Par contre, s’il décide de ne pas accorder de congés pendant cette période pour augmenter l’indemnité de la Direccte, il augmente ses charges de personnel de la provision des congés payés non pris. 


Il s’agit d’une décision d’entreprise dont le surcoût ne peut être à la charge de l’assureur PE.

 

En période COVID, l’état a mis en place une aide exceptionnelle pour prendre en charge 10 jours de congés payés selon les modalités du décret 2020-1787 du 30 décembre 2020. 


Cette aide constitue une économie de charges fixes qui vient en déduction du montant de la perte d’exploitation.

 

Annexe : Exemple de calcul des charges de personnel avec ou sans prise de congés pendant la période de chômage partiel 


Prenons l’exemple d’un salarié qui a un contrat de 100 heures au taux de 11€/hr, et qui prend 10 heures de congés dans le mois. 

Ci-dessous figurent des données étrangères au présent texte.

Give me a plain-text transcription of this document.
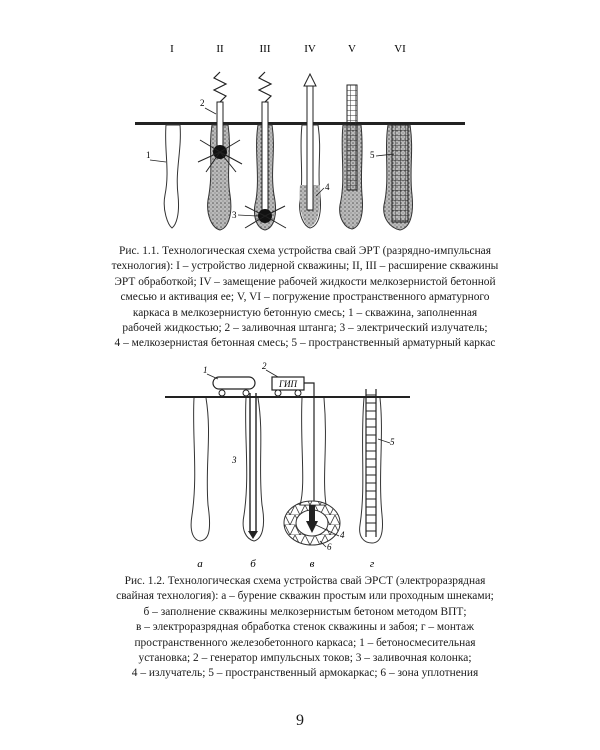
I	II	III	IV	V	VI
1
2
3
4
5
Рис. 1.1. Технологическая схема устройства свай ЭРТ (разрядно-импульсная
технология): I – устройство лидерной скважины; II, III – расширение скважины
ЭРТ обработкой; IV – замещение рабочей жидкости мелкозернистой бетонной
смесью и активация ее; V, VI – погружение пространственного арматурного
каркаса в мелкозернистую бетонную смесь; 1 – скважина, заполненная
рабочей жидкостью; 2 – заливочная штанга; 3 – электрический излучатель;
4 – мелкозернистая бетонная смесь; 5 – пространственный арматурный каркас
ГИП
1	2
3
4
5
6
а	б	в	г
Рис. 1.2. Технологическая схема устройства свай ЭРСТ (электроразрядная
свайная технология): а – бурение скважин простым или проходным шнеками;
б – заполнение скважины мелкозернистым бетоном методом ВПТ;
в – электроразрядная обработка стенок скважины и забоя; г – монтаж
пространственного железобетонного каркаса; 1 – бетоносмесительная
установка; 2 – генератор импульсных токов; 3 – заливочная колонка;
4 – излучатель; 5 – пространственный армокаркас; 6 – зона уплотнения
9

En période normale, avec un taux de charges salariales de 22% par rapport au salaire brut et un taux de charges patronales de 42% par rapport au salaire brut, le salaire net est de 858 € et le coût salarial pour l’entreprise est de 1 562 €:

 

 

En période de chômage partiel, calculons les charges de personnel si l’employeur ne fait pas prendre de congés à son salarié pendant cette période.


Pendant le chômage partiel, la Direccte verse une indemnité à l’employeur à hauteur de 70% du salaire brut sur laquelle aucune cotisation n’est due. Cette indemnité est plafonnée. Depuis le 1er mars 2020, le plafond a été relevé à 8.03 €/hr.

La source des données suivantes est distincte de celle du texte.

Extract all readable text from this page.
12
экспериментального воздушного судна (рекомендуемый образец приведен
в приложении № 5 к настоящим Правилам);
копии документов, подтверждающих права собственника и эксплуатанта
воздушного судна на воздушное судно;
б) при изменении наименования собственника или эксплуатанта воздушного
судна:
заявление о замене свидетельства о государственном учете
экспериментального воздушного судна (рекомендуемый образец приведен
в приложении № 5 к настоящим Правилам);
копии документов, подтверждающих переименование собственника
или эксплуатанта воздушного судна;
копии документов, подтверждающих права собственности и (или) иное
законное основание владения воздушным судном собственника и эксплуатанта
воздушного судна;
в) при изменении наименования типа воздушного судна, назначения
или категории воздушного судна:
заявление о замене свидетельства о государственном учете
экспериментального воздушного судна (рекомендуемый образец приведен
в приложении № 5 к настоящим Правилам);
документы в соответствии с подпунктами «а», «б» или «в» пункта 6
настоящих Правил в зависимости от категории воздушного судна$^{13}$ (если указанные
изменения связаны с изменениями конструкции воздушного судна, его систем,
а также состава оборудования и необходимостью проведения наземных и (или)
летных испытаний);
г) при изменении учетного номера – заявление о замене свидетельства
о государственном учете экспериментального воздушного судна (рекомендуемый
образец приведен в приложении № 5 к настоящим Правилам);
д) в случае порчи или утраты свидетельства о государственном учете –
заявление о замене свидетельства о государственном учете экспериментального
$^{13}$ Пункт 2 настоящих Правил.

Prenons l’hypothèse que l’employeur maintient la rémunération nette de son salarié à hauteur de 858 €. Il paiera donc les charges salariales et patronales sur 30% du salaire. Le coût salarial pour l’entreprise après intervention de la Direccte est de 160 €.


Comme aucun congé payé n’a été pris, en fin d’exercice, les comptes « charges pour congés payés n°6412000 et 6482000» s’incrémentent sur la base de 10 heures au taux de 15.62 €/hr (taux de 11€/hr + charges patronales), soit un montant de 156 €.


Ainsi, les charges de personnel pour ce salarié sont de 316 €

 

 

En période de chômage partiel, calculons maintenant le coût salarial si l’employeur fait prendre de congés à son salarié.


Dans ce cas, l’employeur déclarera que 90 heures à la Direccte (et non 100 heures).


L’employeur paira des charges sociales sur le complément de salaire versé pour garantir le salaire net de 858 € et sur l’indemnité de congés payés.
Par contre, les compte de charges « congés payés n°6412000 et 6482000 » ne seront pas incrémentés du fait des congés payés pris.


 
Les charges de personnel pour ce salarié seront ainsi de 254 €:

 


Ainsi si l’employeur ne fait pas prendre de congés payés à ses salariés pendant la période de chômage partiel, il perçoit une indemnité Direccte plus importante, mais le coût pour l’entreprise augmente du fait de l’incrémentation du compte de charges de congés payés.